Why you should care
America and the West are engaging more deeply in the Syrian conflict, with effects that will reverberate for years to come. Here are some of the pivotal players.
When President Barack Obama announced this week that his administration was prepared to launch an aggressive campaign against the Islamic State, American analysts pounced to figure out what it might mean for his presidency. Obama, after all, has built his foreign policy around extricating America from wars in the Muslim world.
But the implications of direct American action in the war in Syria, which has now spilled over into Iraq, extend far beyond the White House. And so do the key figures. Indeed, the success or failure of American-led operations in the region will depend on a whole range of contingencies and responses from other actors, many of whom are hard to predict at this point. OZY looks at four of the most influential,
Bouthaina Shaaban: Assad’s Karl Rove
A United Kingdom-educated feminist, Shaaban is not just the spokesperson for Syrian strongman Bashar Assad, but also his consigliere. She’s been one of the most prominent public apologists of the regime’s war against Arab Spring-era dissidents — terrorists, she calls them.
Born in Homs, which is now a hotbed for anti-Assad insurgents, Shaaban was the first woman to earn an English degree from the University of Damascus, before going on to earn a Ph.D. from the University of Warwick in England. She quickly worked her way up in the Syrian regime of Assad’s father, Hafez, in the 1980s, and ultimately became his official interpreter. Her Westernized views on women, education and democracy gave Bashar Assad’s government a sophisticated gloss and raised hopes in the West that his ascension in 2000 heralded a new day in Syria.
Like the younger Assad, the 61-year-old Shaaban has bitterly disappointed reformers in Syria and abroad. With Obama’s announcement of a new broadside against the Islamic State, she suggested on CNN that it’s time for the U.S. and Assad’s regime to work together. America “will benefit a lot from cooperating with the Syrian government against terrorism, because we have been truly fighting terrorism for the last four years.”
Quite a smooth rhetorical maneuver. And you can bet that as the Syrian regime weighs its response to pending Western strikes on its territory, Shaaban will be right in the thick of the discussion.
Joseph Votel: Special Forces Strategist
Succeeding the highly regarded Adm. William McRaven this summer, Votel has big shoes to fill. As the commander of America’s special operations forces, he coordinates the Navy SEALs, Army Rangers, Green Berets and the military’s other elite, specially trained fighters. He’ll have to acclimate quick: his command is likely to be key if the president is to succeed in keeping the fight against the Islamic State from morphing into a full-fledged, boots-on-the-ground war.

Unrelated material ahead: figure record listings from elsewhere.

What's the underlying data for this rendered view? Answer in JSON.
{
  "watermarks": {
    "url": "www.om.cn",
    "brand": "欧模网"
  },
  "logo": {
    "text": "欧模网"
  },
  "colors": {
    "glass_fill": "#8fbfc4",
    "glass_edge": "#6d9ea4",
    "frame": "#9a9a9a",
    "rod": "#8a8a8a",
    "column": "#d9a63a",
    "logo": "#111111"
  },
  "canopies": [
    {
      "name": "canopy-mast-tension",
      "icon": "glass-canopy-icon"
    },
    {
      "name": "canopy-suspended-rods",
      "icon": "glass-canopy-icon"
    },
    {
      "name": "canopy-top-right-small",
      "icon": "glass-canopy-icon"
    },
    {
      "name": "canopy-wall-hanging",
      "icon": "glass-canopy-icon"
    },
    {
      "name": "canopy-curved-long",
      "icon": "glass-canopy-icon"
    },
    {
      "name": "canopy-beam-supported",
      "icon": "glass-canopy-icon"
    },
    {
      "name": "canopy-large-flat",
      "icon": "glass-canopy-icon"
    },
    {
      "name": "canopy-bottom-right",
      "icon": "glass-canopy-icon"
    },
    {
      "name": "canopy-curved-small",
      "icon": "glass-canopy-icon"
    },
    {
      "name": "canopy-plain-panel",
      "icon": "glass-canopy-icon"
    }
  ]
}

The 56-year-old former Army Ranger has kept a low profile for most of his career, which is probably a good sign, given the clandestine nature of much of the special forces’ work. But now Votel will be front and center in one of the biggest presidential gambles since W’s surge.

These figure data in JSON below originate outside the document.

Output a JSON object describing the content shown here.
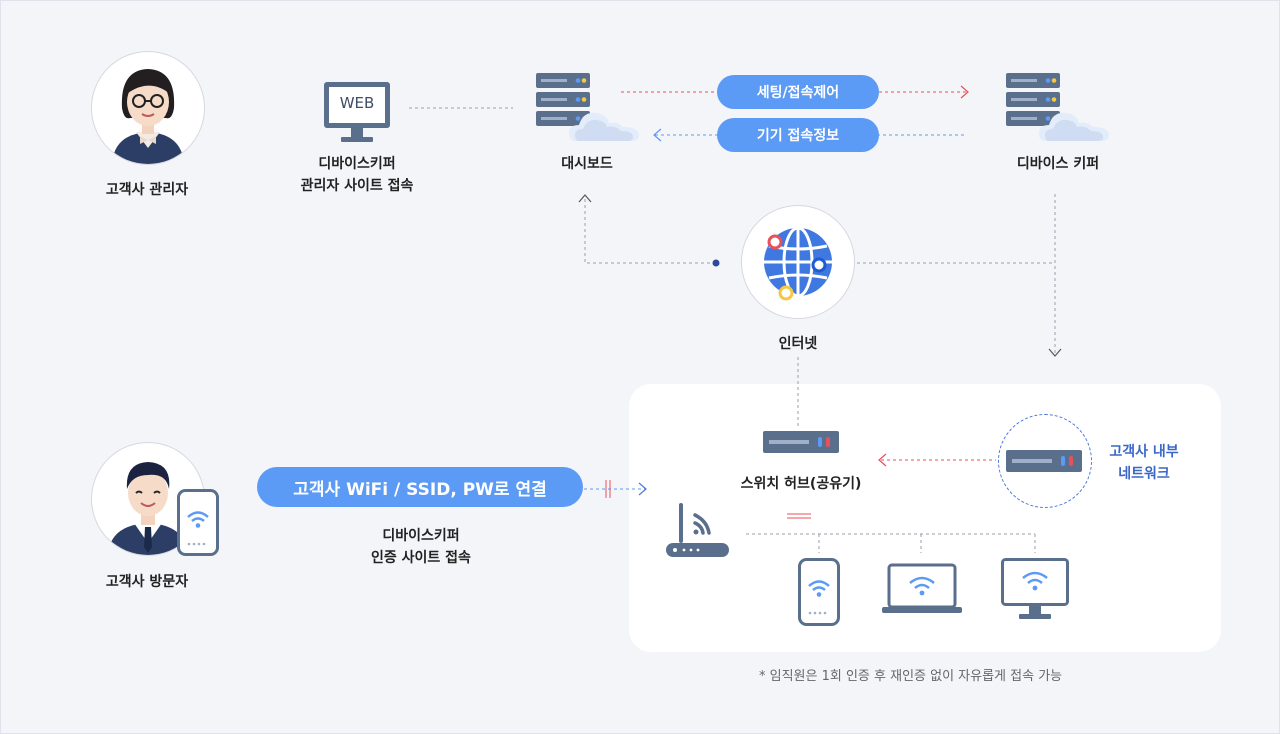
{
  "labels": {
    "admin": "고객사 관리자",
    "web_site_line1": "디바이스키퍼",
    "web_site_line2": "관리자 사이트 접속",
    "dashboard": "대시보드",
    "device_keeper": "디바이스 키퍼",
    "internet": "인터넷",
    "visitor": "고객사 방문자",
    "auth_site_line1": "디바이스키퍼",
    "auth_site_line2": "인증 사이트 접속",
    "switch_hub": "스위치 허브(공유기)",
    "internal_network_line1": "고객사 내부",
    "internal_network_line2": "네트워크"
  },
  "monitor_text": "WEB",
  "pills": {
    "settings": "세팅/접속제어",
    "device_info": "기기 접속정보",
    "wifi_connect": "고객사 WiFi / SSID, PW로 연결"
  },
  "footnote": "* 임직원은 1회 인증 후 재인증 없이 자유롭게 접속 가능",
  "colors": {
    "accent_blue": "#5b9af5",
    "dark_blue": "#3c67c8",
    "red_dash": "#e8505b",
    "device_slate": "#5a6f8c"
  }
}
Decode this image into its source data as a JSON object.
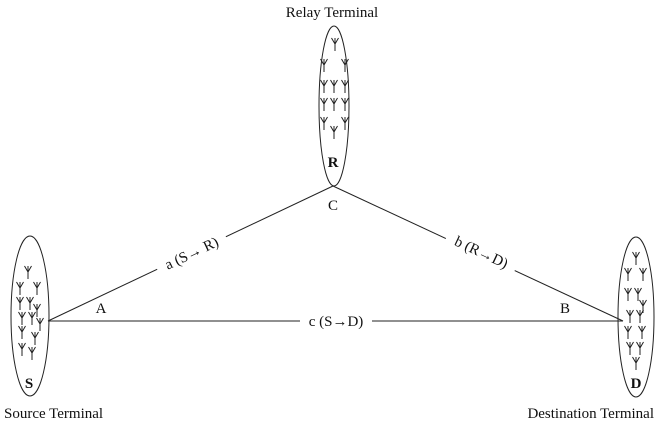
{
  "terminals": {
    "relay": {
      "caption": "Relay Terminal",
      "letter": "R"
    },
    "source": {
      "caption": "Source Terminal",
      "letter": "S"
    },
    "destination": {
      "caption": "Destination Terminal",
      "letter": "D"
    }
  },
  "vertices": {
    "a": "A",
    "b": "B",
    "c": "C"
  },
  "links": {
    "sr": "a (S→ R)",
    "rd": "b (R→D)",
    "sd": "c (S→D)"
  }
}
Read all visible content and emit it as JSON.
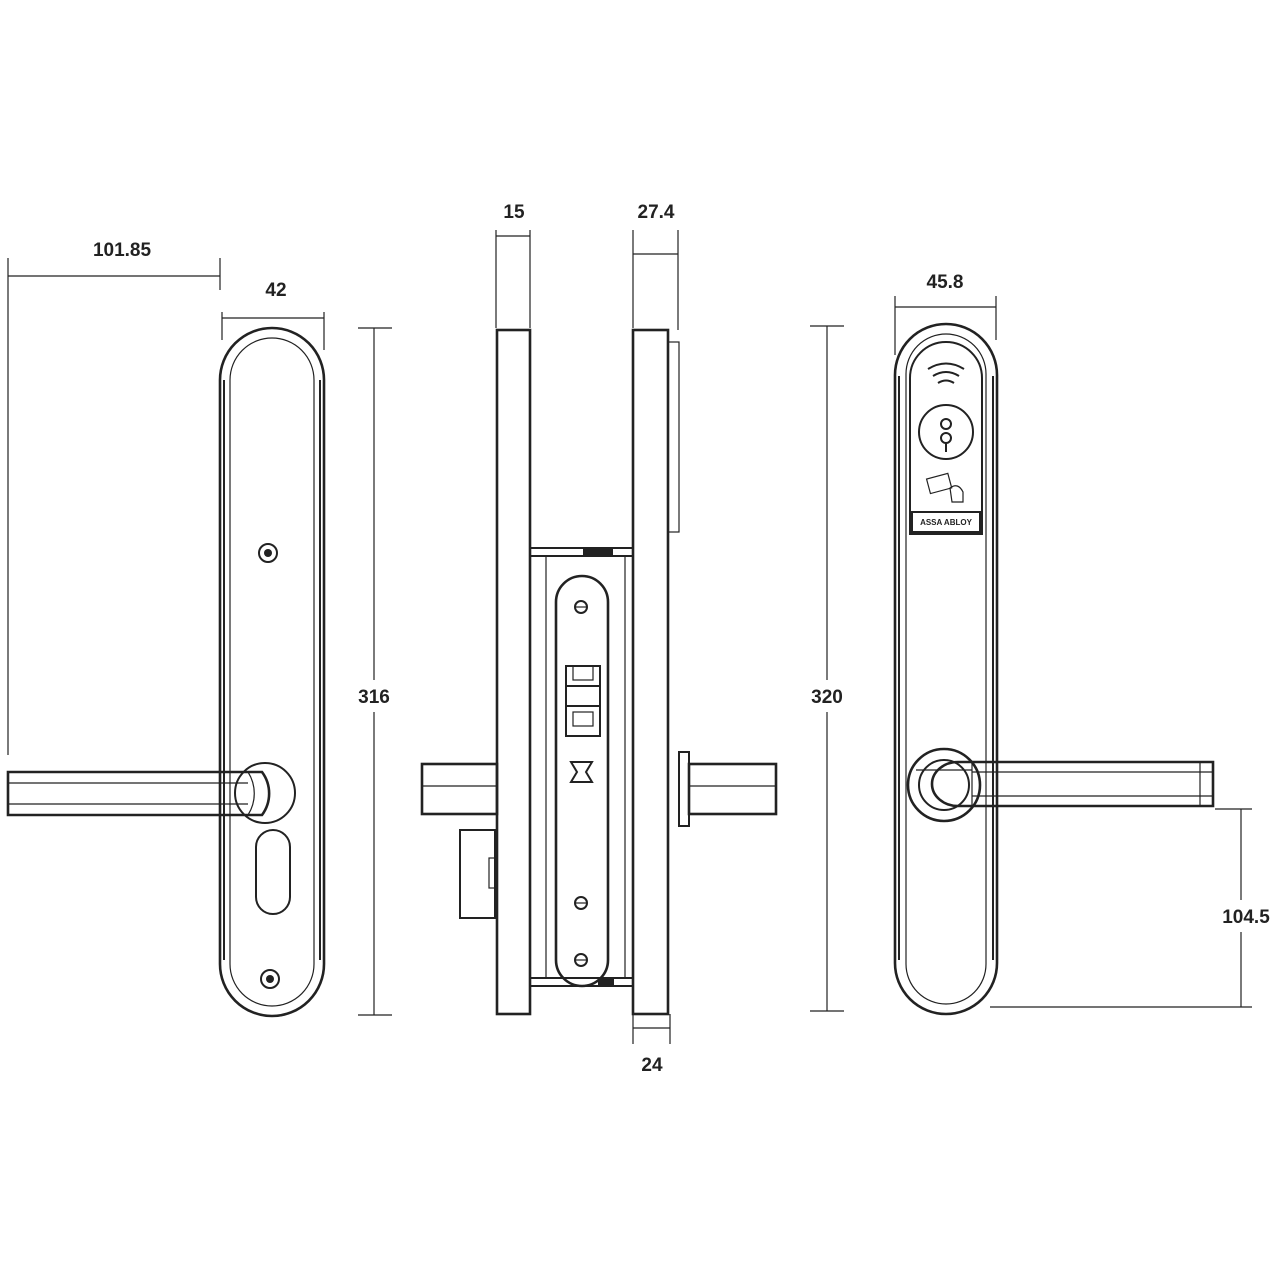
{
  "dimensions": {
    "left_view": {
      "handle_projection": "101.85",
      "plate_width": "42",
      "plate_height": "316"
    },
    "side_view": {
      "outer_plate_thickness": "15",
      "inner_plate_thickness": "27.4",
      "backset": "24"
    },
    "right_view": {
      "plate_width": "45.8",
      "plate_height": "320",
      "handle_height_from_bottom": "104.5"
    }
  },
  "reader": {
    "brand": "ASSA ABLOY"
  },
  "icons": [
    "wireless-signal-icon",
    "key-cylinder-icon",
    "card-tap-icon"
  ]
}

David S. Cohen: Financial Warrior
Undersecretary of the Treasury does not sound like a sexy title. But as Obama said in his remarks to the nation on Wednesday, one reason the Islamic State is such a threat is that it has money — lots of it. To defeat the militant group, the United States will need to muster sophisticated financial tools to cut off its sources of illicit financing — which include extortion, smuggling, robbery, hostage ransoms and oil sales — and freeze the assets it already has.
Fortunately, the United States has developed just those skills, honed over the last decade by finance wonks and intelligence operatives housed in the Treasury Department’s Office of Terrorism and Financial Intelligence. It started under Stuart Levey, Cohen’s predecessor, as a way to ratchet up the economic pressure on al-Qaida and Iran.

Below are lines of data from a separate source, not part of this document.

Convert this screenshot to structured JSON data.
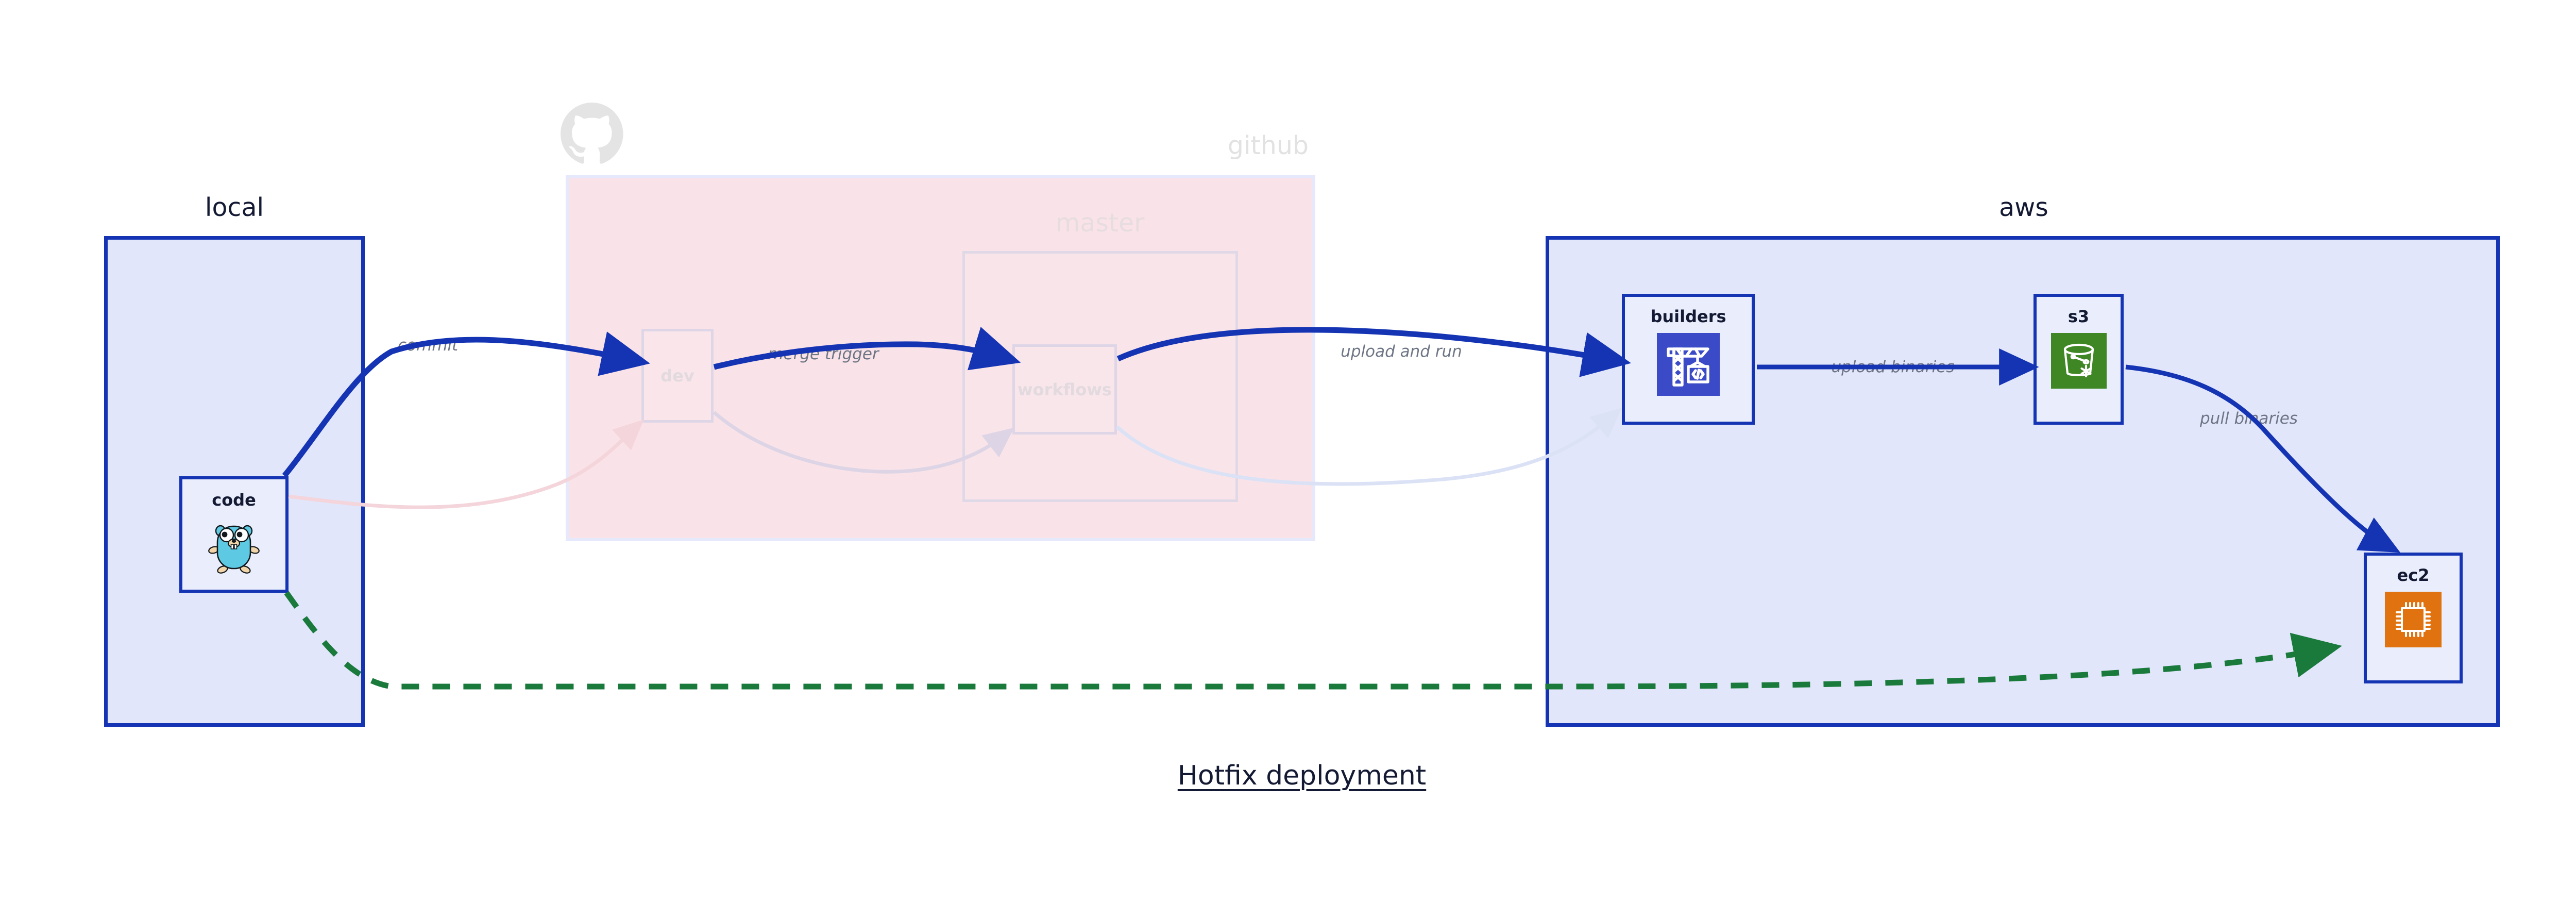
{
  "diagram": {
    "title": "Hotfix deployment",
    "type": "deployment-flow"
  },
  "groups": [
    {
      "id": "local",
      "label": "local",
      "style": "solid",
      "fill": "#e1e6fa",
      "stroke": "#1434b4"
    },
    {
      "id": "github",
      "label": "github",
      "style": "faded",
      "fill": "#f9e3e8",
      "stroke": "#e5e9fb"
    },
    {
      "id": "master",
      "label": "master",
      "style": "faded",
      "fill": "transparent",
      "stroke": "#dfd8e6"
    },
    {
      "id": "aws",
      "label": "aws",
      "style": "solid",
      "fill": "#e1e6fa",
      "stroke": "#1434b4"
    }
  ],
  "nodes": [
    {
      "id": "code",
      "label": "code",
      "group": "local",
      "icon": "go-gopher-icon",
      "state": "active"
    },
    {
      "id": "dev",
      "label": "dev",
      "group": "github",
      "icon": "none",
      "state": "faded"
    },
    {
      "id": "workflows",
      "label": "workflows",
      "group": "master",
      "icon": "none",
      "state": "faded"
    },
    {
      "id": "builders",
      "label": "builders",
      "group": "aws",
      "icon": "aws-builders-crane-icon",
      "icon_color": "#3b4bc8",
      "state": "active"
    },
    {
      "id": "s3",
      "label": "s3",
      "group": "aws",
      "icon": "aws-s3-bucket-icon",
      "icon_color": "#3f8624",
      "state": "active"
    },
    {
      "id": "ec2",
      "label": "ec2",
      "group": "aws",
      "icon": "aws-ec2-chip-icon",
      "icon_color": "#e0730f",
      "state": "active"
    }
  ],
  "edges": [
    {
      "id": "commit",
      "from": "code",
      "to": "dev",
      "label": "commit",
      "style": "solid-arrow",
      "color": "#1434b4",
      "emphasis": "primary"
    },
    {
      "id": "merge-trigger",
      "from": "dev",
      "to": "workflows",
      "label": "merge trigger",
      "style": "solid-arrow",
      "color": "#1434b4",
      "emphasis": "primary"
    },
    {
      "id": "upload-and-run",
      "from": "workflows",
      "to": "builders",
      "label": "upload and run",
      "style": "solid-arrow",
      "color": "#1434b4",
      "emphasis": "primary"
    },
    {
      "id": "upload-binaries",
      "from": "builders",
      "to": "s3",
      "label": "upload binaries",
      "style": "solid-arrow",
      "color": "#1434b4",
      "emphasis": "primary"
    },
    {
      "id": "pull-binaries",
      "from": "s3",
      "to": "ec2",
      "label": "pull binaries",
      "style": "solid-arrow",
      "color": "#1434b4",
      "emphasis": "primary"
    },
    {
      "id": "hotfix-direct",
      "from": "code",
      "to": "ec2",
      "label": "",
      "style": "dashed-arrow",
      "color": "#1a7a3c",
      "emphasis": "highlight"
    },
    {
      "id": "faded-code-dev",
      "from": "code",
      "to": "dev",
      "label": "",
      "style": "solid-arrow",
      "color": "#f6dde2",
      "emphasis": "faded"
    },
    {
      "id": "faded-dev-workflows",
      "from": "dev",
      "to": "workflows",
      "label": "",
      "style": "solid-arrow",
      "color": "#ded7e8",
      "emphasis": "faded"
    },
    {
      "id": "faded-workflows-build",
      "from": "workflows",
      "to": "builders",
      "label": "",
      "style": "solid-arrow",
      "color": "#dde3f7",
      "emphasis": "faded"
    }
  ],
  "edge_labels": {
    "commit": "commit",
    "merge_trigger": "merge trigger",
    "upload_and_run": "upload and run",
    "upload_binaries": "upload binaries",
    "pull_binaries": "pull binaries"
  },
  "node_labels": {
    "code": "code",
    "dev": "dev",
    "workflows": "workflows",
    "builders": "builders",
    "s3": "s3",
    "ec2": "ec2"
  },
  "group_labels": {
    "local": "local",
    "github": "github",
    "master": "master",
    "aws": "aws"
  },
  "watermark": {
    "icon": "github-octocat-icon",
    "color": "#e4e4e4"
  },
  "colors": {
    "accent_blue": "#1434b4",
    "group_fill_blue": "#e1e6fa",
    "group_fill_pink": "#f9e3e8",
    "hotfix_green": "#1a7a3c",
    "label_gray": "#6e7585",
    "text_navy": "#141a33",
    "aws_orange": "#e0730f",
    "aws_green": "#3f8624",
    "aws_indigo": "#3b4bc8",
    "gopher_cyan": "#5dc9e2"
  }
}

Cohen took over the bureau from Levey in 2011, after holding several other Treasury posts. Now the 51-year-old, Ivy League-educated attorney is the man in charge of waging America’s financial war on the Islamic State.
King Abdullah II of Jordan: America’s BFF in the Arab World
The United States can’t defeat the Islamic State on its own. It needs major support from players in the region. That includes Jordan’s King Abdullah, who has been quietly helping the the United States’ efforts to aid moderate forces in next-door Syria since the conflict began in 2011.
More than Saudi Arabia, Turkey or Iraq, it’s Jordan and Abdullah — in power since 1999 — that have been America’s most consistent, faithful ally in the region in recent years. But Jordan itself is under strain. Syrian refugees now make up more than 10 percent of its population, and a growing numbers of Jordanian extremists are joining the fight in Syria, making King Abdullah, 52, and his government very nervous.
With plans to now step up Western aid to the Syrian forces battling Assad and the Islamic State, the question will be how the urbane, Georgetown- and Oxford-educated Abdullah walks that fine line of helping the U.S. — allowing launching pads on its soil and assistance across its border — without alienating or radicalizing his own population. U.S. Secretary of State John Kerry met with Abdullah in Amman on Thursday and the Jordanian king declared his full support for the international effort to combat the Islamic State. He’s likely to be far less public about what that help looks like, in practice.